分析以下代码，给出指针流图PFG和调用关系图CG作为结果。（不需要关注heap上的变量和this变量，因为它们在这个例子中不是重点）

```java
class C {
    static void main() {
        C c = new C();
        c.m();
    }

    Number id(Number n) {
        return n;
    }
    void m() {
        Number n1,n2,x,y;
        n1 = new One();
        n2 = new Two();
        x = this.id(n1);
        y = this.id(n2);
        x.get(); 
        // 先想想动态执行的时候上一行调用的结果是什么？
    }
}
```

答案如下：

![](/files/-MOfhYXt_yXVdrYszsQn)

和C.I.对比，我们可以发现对于16行处的分析，C.S.(1-Call-Site)更加精确。

![](/files/-MOfhYXuyo_AAtnZ6gIy)

### Object Sensitivity

* **以receiver object作为上下文标识**
* Each context consists of a list of abstract objects (represented by their allocation sites)
  * At a method call, use the receiver object with its heap

    context as callee context
  * Distinguish the operations of data flow on different objects
* ![](/files/-MOfhYXvMHVbhfVL_kh4)

### Object Example & Comparison

分别用1-Call-Site和1-Object的方式分析以下代码，给出所有指针（包括Variable和Field）所指向的对象。

```java
a1 = new A();
a2 = new A();
b1 = new B();
b2 = new B();
a1.set(b1);
a2.set(b2);
x = a1.get();

class A {
    B f;
    void set(B b) {
        this.doSet(b);
    }
    void doSet(B p) {
        this.f = p;
    }
    B get() {
        return this.f;
    }
}
```

![](/files/-MOfhYXwxzyD8AYR6bI4)

在12行，1-call-site的分析方法产生了不精确分析结果。

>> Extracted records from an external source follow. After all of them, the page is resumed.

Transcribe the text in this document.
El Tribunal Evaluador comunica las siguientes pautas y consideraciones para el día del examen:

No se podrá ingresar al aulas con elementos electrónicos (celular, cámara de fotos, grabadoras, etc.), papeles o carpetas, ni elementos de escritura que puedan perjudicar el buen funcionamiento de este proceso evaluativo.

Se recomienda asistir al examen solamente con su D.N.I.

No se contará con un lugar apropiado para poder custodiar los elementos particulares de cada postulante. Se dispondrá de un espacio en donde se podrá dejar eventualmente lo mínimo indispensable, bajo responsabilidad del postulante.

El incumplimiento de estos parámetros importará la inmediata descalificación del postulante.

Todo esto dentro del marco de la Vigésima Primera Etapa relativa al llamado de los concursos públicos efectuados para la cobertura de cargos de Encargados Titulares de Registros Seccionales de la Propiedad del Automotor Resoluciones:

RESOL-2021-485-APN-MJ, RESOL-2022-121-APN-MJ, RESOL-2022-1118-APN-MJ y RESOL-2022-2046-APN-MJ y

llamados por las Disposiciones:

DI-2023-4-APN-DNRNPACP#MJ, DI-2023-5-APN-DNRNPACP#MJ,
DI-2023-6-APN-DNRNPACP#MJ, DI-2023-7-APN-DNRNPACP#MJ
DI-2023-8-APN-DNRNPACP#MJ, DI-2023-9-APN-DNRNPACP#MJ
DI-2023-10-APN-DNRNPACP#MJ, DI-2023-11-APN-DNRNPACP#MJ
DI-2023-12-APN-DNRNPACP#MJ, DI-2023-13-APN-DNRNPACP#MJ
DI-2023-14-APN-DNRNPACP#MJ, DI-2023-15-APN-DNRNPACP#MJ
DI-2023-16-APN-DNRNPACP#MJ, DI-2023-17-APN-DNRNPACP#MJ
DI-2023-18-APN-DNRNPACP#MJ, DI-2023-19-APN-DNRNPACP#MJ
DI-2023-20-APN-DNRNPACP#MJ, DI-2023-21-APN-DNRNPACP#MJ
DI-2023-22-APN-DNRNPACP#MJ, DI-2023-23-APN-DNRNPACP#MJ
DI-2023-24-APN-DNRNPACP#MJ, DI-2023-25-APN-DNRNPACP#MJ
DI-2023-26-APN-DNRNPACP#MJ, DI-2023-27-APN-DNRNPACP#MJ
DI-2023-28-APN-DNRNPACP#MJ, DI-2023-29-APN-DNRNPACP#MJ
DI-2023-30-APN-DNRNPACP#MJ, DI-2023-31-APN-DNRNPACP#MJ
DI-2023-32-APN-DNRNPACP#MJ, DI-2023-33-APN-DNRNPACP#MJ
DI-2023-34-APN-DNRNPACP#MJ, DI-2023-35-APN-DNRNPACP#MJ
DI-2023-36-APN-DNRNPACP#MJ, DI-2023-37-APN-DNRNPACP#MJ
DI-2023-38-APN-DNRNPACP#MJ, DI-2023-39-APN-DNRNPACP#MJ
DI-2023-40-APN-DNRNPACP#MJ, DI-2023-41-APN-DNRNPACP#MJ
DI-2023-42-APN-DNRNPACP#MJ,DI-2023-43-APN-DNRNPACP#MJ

在Call Graph中我们能够更好地看到这一点：

![](/files/-MOfhYXxnu5WQe_TlE5h)

更加通俗地说，1-call-site只能记得自己是从哪个路口走到当前位置的，而1-object能够记得自己是谁。

然而并不能说明1-object的精度一定比1-call-site高。比如在分析以下代码时：

```java
class C {
    static void main() {
        C c = new C();
        c.m(); 
    }

    Number id(Number n) {
        return n;
    }

    void m() {
        Number n1,n2,x,y;
        n1 = new One();
        n2 = new Two();
        x = this.id(n1);
        y = this.id(n2);
        // 1-object无法区分以上两条调用
        // 但是1-call-site可以区分
        x.get();
    }
}
```

因此，在**理论上**，两种方法不可比。而在针对OO语言(如Java)的**实践中**，object方法的表现（无论是精度还是速度）**通常**更好，因为这更符合OO语言的特性。

### Type Sensitivity

* 和Object Sensitivity类似，但是粒度更粗而效率更高——这种方法只关注Object是在哪一个Class中被声明的。
* Each context consists of a list of types
  * At a method call, use the type containing the allocation site of the receiver object with its heap context as callee context

![](/files/-MOfhYXyjT9EH01BuiZy)

例如（如果你发现这个例子不太好理解，请先往下看看下一个例子）：

![](/files/-MOfhYXz6uXRXWIag5nb)

### Comparison(Type vs. Object Sensitivity)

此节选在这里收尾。